Purification and characterization of a catalase-peroxidase from the photosynthetic bacterium Rhodopseudomonas capsulata

Abstract

Catalase-peroxidase was isolated from aerobically grown Rhodopseudomonas capsulata. The enzyme resembles typical catalases in some of its physicochemical properties. It has an apparent molecular weight of 236,000 and is composed of four identical subunits. It shows a typical high spin ferric heme spectrum with absorption maxima at 403 and 635 nm and shoulders at 503 and 535 nm. Upon binding of cyanide, the enzyme is converted to the low spin state, as shown by the shift of the Soret maximum to 418 nm and the band at 532 nm. It has an isoelectric point at pH 4.5. The enzyme differs from typical catalases in also having a strong peroxidatic activity with dianisidine, pyrogallol, and diaminobenzidine as electron donors. Both the catalatic and the peroxidatic activities are similarly inactivated by treatment with 1 mM H2O2, heating to 50 degrees C, exposure to ethanol/chloroform, and photooxidative conditions. In contrast to typical catalases, but similarly to peroxidases, the enzyme is reduced by sodium dithionite.

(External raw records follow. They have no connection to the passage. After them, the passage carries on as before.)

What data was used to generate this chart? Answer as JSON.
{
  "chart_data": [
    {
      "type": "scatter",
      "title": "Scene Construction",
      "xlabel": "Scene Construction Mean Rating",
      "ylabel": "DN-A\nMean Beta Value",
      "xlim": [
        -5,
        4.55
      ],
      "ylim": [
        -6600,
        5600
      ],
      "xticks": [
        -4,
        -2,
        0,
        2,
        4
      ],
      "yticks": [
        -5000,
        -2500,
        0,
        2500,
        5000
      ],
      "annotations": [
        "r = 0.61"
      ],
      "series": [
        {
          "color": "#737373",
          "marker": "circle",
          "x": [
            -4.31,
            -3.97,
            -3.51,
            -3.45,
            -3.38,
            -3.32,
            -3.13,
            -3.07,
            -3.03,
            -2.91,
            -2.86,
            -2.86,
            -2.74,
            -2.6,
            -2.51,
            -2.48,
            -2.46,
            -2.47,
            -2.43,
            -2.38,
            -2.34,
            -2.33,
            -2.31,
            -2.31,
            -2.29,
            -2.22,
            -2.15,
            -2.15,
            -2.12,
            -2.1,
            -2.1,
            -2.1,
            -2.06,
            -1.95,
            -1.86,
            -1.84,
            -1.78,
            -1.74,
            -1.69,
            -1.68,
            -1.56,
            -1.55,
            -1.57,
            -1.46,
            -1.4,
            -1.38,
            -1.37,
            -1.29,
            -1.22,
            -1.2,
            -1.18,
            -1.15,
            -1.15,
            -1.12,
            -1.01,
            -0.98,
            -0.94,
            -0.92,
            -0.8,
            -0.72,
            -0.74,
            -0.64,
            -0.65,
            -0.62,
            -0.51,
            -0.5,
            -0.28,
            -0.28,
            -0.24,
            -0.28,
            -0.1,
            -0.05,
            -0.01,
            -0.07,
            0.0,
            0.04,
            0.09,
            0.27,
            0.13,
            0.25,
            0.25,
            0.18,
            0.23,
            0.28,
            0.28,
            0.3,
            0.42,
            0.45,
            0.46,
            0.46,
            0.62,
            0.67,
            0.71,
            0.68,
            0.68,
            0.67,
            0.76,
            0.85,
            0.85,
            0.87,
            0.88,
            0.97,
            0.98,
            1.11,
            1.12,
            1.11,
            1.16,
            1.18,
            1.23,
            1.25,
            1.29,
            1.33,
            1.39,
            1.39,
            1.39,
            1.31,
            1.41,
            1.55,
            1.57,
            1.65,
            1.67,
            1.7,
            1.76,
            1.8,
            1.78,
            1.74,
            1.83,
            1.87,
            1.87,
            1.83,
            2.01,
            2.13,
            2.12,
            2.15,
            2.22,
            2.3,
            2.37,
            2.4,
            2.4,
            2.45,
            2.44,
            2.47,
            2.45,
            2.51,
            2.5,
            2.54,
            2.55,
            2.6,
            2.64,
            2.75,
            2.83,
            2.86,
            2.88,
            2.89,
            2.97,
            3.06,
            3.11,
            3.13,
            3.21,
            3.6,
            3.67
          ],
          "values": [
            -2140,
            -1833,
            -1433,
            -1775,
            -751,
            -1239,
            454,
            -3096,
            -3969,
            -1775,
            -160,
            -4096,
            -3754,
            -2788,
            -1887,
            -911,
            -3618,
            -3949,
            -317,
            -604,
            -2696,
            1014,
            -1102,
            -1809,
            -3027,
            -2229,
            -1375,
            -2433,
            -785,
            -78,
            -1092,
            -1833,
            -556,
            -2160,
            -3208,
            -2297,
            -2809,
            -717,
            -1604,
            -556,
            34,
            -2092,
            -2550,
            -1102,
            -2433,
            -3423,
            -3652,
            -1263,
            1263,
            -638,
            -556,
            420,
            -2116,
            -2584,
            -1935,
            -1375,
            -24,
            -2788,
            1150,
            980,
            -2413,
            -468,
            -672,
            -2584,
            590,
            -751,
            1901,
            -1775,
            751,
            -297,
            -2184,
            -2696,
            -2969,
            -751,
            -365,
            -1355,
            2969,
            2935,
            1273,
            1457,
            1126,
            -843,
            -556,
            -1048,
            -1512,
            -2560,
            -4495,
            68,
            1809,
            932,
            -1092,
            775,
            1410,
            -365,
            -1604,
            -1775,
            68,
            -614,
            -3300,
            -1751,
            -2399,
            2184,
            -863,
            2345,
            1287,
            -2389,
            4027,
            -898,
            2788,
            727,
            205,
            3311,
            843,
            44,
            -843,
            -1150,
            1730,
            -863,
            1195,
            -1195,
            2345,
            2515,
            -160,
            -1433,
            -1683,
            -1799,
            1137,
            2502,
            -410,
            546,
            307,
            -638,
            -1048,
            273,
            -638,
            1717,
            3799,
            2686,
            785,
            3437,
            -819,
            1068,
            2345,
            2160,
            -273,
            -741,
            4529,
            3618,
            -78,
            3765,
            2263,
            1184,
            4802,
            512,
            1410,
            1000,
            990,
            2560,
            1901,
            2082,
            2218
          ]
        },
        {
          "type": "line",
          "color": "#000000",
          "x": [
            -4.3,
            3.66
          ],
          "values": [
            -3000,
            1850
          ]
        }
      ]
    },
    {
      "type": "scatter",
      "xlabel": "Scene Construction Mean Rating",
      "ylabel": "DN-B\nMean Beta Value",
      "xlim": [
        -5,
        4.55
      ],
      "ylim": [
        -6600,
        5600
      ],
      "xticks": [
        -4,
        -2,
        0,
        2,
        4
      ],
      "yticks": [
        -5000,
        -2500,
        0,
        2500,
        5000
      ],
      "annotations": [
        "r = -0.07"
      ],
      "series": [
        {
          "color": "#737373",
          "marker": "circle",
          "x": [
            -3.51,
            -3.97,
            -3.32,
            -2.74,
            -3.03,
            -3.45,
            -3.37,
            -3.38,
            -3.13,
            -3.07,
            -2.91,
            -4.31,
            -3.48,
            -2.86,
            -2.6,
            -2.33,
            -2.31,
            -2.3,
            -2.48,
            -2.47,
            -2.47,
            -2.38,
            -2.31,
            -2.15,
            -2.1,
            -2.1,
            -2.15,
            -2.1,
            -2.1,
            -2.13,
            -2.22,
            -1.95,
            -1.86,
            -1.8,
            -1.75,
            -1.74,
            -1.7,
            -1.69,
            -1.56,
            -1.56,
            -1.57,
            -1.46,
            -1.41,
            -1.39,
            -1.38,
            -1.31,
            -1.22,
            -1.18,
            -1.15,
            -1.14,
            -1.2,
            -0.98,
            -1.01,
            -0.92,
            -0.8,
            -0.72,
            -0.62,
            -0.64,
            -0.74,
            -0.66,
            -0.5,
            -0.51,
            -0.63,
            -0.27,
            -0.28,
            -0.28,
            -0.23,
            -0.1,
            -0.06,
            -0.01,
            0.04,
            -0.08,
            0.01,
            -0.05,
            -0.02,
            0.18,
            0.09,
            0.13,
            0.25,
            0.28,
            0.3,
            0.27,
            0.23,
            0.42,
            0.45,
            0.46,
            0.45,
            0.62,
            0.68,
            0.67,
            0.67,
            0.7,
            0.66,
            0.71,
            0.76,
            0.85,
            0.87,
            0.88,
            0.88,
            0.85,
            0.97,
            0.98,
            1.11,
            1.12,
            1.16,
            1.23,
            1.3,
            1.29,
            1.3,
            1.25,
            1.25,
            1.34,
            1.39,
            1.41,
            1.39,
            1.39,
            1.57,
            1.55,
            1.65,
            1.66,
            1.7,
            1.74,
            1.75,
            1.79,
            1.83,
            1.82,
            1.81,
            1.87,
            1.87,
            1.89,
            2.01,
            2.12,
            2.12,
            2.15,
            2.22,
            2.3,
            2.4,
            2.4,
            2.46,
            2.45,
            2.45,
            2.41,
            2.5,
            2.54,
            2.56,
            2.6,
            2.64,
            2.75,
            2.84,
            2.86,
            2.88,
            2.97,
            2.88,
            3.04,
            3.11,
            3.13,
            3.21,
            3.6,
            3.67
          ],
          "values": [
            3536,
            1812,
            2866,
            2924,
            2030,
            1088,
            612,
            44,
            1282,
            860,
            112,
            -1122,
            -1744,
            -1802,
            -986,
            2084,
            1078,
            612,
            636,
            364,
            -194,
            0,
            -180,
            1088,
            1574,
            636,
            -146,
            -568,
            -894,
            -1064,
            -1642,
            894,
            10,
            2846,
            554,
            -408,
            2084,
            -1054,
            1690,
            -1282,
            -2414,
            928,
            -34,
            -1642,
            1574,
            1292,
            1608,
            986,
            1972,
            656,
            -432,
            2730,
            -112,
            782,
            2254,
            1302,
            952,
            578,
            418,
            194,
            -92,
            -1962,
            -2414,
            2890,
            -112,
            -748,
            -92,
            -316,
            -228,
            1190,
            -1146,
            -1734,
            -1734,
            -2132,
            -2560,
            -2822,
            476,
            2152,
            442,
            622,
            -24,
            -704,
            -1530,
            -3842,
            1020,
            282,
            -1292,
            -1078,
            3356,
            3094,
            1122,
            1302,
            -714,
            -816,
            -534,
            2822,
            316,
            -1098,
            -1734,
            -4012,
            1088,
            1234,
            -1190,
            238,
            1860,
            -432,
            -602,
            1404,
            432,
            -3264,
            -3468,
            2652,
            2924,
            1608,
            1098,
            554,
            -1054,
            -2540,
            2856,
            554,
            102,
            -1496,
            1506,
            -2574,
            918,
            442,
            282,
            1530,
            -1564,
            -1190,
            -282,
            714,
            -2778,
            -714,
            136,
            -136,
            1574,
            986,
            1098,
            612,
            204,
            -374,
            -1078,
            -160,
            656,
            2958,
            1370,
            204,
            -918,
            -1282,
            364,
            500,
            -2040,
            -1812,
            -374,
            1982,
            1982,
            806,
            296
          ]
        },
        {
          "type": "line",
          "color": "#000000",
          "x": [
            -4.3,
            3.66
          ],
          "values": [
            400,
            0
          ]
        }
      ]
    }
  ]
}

The pH optimum of the peroxidatic activity is 5-5.3 (in contrast to 6-6.5 of the catalatic activity). 50% of the apparent maximal activities are reached at 0.3 and 4.2 mM H2O2 for the peroxidatic and catalatic activities, respectively. Both enzymic activities are equally inhibited by cyanide, 50% inhibition being achieved with 2.2 X 10(-5) M KCN. Contrarily, the two activities differ in their response to hydroxylamine and azide. 50% inhibition of the catalatic activity is obtained with 1.5 X 10(-4) M azide or 2.15 X 10(-6) M hydroxylamine; 50% inhibition of the peroxidatic activity requires 7.3 X 10(-4) M azide or 7.8 X 10(-5) M hydroxylamine. The activation energies of the catalatic and the peroxidatic activities are 1.9 and 1.7 kcal/mol, respectively.